This is a distinction we desperately need to get clear. There are many Christians who are convinced – based on their despair, regret, and self-loathing – that they are repentant. But in reality, they are not repenting at all. Jack Miller helps to elucidate the difference in his excellent little book on Repentance:
Penance… is a religious attitude deeply rooted in the human heart which prompts people to attempt to pay for their own sins by good works and sufferings. Self-justification is the goal of this effort. In practice this means that humanity always has one more scheme for getting things right with God and their conscience. Sinners doing penance always say in their hearts, “Give me one more day, a new religious duty, another program, another set of human relationships or a better education, and then things will come right-side up.

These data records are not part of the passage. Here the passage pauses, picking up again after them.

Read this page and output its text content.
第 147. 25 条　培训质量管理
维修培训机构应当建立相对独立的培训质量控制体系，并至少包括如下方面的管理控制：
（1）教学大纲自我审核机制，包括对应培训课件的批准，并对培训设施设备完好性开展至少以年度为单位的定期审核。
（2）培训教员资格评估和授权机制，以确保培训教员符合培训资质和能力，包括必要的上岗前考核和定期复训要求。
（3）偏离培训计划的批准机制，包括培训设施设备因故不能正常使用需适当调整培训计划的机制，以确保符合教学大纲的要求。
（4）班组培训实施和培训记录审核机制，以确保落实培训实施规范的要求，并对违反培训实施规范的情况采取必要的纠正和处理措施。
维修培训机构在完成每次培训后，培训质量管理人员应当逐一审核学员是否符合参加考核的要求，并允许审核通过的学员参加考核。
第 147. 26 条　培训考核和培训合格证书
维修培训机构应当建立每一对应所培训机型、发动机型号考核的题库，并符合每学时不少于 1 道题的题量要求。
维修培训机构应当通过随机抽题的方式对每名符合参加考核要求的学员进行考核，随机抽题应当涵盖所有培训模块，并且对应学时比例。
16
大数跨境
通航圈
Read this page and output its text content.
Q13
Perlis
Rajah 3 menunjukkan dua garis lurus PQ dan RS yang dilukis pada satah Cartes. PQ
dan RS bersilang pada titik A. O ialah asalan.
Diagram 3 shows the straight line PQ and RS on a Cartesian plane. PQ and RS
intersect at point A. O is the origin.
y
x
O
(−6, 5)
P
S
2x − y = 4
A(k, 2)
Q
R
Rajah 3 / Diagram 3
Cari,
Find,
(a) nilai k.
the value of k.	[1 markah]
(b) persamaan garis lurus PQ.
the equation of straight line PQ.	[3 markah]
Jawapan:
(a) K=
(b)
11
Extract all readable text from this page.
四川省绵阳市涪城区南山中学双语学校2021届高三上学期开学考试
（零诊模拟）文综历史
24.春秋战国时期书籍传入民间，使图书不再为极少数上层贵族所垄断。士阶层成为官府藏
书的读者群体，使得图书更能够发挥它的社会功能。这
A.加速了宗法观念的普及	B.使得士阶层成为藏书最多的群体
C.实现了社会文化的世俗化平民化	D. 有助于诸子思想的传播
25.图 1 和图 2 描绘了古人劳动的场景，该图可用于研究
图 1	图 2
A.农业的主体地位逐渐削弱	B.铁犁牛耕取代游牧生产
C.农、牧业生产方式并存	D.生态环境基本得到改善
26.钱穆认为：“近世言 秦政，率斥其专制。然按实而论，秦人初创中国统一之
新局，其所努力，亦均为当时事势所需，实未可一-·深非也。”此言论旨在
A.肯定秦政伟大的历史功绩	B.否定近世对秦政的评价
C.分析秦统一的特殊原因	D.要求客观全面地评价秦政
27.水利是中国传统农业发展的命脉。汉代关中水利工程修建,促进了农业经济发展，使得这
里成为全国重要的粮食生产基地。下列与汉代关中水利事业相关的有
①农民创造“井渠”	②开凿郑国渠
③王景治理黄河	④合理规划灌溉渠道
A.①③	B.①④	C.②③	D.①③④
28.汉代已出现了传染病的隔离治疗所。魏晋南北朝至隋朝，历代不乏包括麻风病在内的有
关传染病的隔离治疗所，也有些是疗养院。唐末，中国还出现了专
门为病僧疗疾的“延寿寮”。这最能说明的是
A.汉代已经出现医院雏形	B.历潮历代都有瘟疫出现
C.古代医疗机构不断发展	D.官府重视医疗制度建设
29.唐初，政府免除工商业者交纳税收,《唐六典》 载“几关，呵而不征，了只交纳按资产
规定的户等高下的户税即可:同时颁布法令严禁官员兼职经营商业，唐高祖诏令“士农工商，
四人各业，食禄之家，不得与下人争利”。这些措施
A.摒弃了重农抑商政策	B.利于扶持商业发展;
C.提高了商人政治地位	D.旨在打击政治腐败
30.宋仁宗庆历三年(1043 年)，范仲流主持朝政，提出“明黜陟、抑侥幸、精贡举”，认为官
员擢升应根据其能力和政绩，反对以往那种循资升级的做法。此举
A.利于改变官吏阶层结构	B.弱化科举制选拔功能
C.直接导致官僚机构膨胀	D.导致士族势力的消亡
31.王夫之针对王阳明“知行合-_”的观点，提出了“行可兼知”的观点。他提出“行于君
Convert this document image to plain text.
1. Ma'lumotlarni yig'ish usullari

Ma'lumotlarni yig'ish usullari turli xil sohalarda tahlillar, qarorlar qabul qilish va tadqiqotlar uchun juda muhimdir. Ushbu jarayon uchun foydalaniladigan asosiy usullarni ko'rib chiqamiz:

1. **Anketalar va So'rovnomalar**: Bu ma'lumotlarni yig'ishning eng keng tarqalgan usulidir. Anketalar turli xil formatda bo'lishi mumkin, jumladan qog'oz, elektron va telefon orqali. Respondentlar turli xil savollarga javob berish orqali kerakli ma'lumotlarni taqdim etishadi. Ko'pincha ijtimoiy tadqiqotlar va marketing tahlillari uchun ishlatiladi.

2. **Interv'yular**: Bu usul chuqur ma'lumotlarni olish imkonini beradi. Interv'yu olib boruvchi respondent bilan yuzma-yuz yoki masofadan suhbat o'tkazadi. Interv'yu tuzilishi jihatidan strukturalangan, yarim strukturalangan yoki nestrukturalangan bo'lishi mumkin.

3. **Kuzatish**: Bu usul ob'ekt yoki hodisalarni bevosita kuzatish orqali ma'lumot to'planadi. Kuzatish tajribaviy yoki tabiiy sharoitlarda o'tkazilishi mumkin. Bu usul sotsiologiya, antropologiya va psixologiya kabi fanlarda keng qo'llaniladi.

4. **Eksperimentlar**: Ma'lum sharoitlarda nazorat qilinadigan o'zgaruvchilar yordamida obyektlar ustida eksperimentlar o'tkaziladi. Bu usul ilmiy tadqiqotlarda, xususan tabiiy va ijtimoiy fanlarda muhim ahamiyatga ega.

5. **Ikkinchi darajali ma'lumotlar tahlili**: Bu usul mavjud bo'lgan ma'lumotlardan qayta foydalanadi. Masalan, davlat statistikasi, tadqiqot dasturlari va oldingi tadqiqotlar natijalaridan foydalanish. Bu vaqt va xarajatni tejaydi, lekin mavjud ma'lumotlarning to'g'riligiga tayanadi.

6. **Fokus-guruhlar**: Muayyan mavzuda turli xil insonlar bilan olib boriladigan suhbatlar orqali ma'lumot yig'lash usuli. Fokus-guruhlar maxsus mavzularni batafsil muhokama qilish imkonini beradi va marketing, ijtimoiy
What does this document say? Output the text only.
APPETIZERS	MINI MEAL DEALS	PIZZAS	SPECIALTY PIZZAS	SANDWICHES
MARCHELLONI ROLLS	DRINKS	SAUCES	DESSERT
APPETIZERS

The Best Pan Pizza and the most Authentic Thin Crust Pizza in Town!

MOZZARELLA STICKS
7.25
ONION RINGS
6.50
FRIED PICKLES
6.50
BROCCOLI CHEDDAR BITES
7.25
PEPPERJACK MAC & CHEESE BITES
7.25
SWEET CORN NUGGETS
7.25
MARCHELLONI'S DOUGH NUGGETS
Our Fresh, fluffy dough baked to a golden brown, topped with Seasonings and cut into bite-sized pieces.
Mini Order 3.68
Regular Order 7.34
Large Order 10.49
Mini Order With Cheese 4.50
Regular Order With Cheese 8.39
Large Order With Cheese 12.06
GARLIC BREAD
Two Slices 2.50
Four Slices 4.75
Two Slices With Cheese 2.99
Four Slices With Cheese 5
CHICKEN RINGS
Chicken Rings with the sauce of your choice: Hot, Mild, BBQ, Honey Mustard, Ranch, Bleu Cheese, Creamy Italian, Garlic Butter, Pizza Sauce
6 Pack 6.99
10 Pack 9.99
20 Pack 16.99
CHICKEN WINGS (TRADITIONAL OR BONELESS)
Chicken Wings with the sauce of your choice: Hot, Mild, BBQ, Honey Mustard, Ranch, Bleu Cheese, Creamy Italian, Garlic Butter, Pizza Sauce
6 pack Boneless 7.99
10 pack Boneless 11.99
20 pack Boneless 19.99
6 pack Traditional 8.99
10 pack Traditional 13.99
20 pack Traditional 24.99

They are preparationists – that is, sinners who are forever getting ready for grace. They want to make themselves worthy of grace so that God will reach out to them once this work of preparation is completed… But they do not know that this is a terrible insult to God and His grace. In their pride they are attempting the impossible… if we are grafted into Christ, if we are rooted in Christ, then we can grow in grace. But we will never have the power to grow into grace as a work of moral reformation.
Therefore, anyone doing penance is sadly mistaken. Things cannot come right for such people. They cannot pay for their sins, because they poison all the best gifts of God. Send them to church and Christian schools for a lifetime and they will never come to know rightly a single thing about the living God and his mercy in Christ. For in their heart of hearts, they are proud – infinitely proud – perhaps without having the slightest idea that this is their basic problem. Having but themselves as the ground of their hope, they will not see the glory of Christ until the Spirit grants them “repentance to life,” which included a genuine turning from penance. In brief, they must repent of their penances.
This matter is very tricky. Self-deception goes right along with self-trust and self-justification (Jer 17:9). You may say, “But you don’t know how earnestly I pray for God’s help. I have shed many tears over my sins.” But friend, this cannot work, because at bottom you are still asking God to baptize your sin – to Christianize an essentially lustful heart by making you a little less nervous and a little more patient. The Heavenly Father, however, does not hear your prayers, because you are in reality asking Him for help so that you can continue to live a life which is independent of God.
What these people seek from God is enough grace to be strong in themselves. They do not need or want a constant flow of water from heaven.
…The repentant person repudiates this whole process with its self-justification and pretense. For truly repentant sinners have discovered, through the renewing work of the Holy Spirit, that all their doing is full of sin. Their doing is the source of their wretched emptiness, their black depression and their self-despising. But now they have come undone. They turn from their sinful doing and trust in what Christ has done. This is the essence of repentance.
– from C. John Miller, Repentance (Fort Washington, PA: CLC Publications, 2010), 17-20.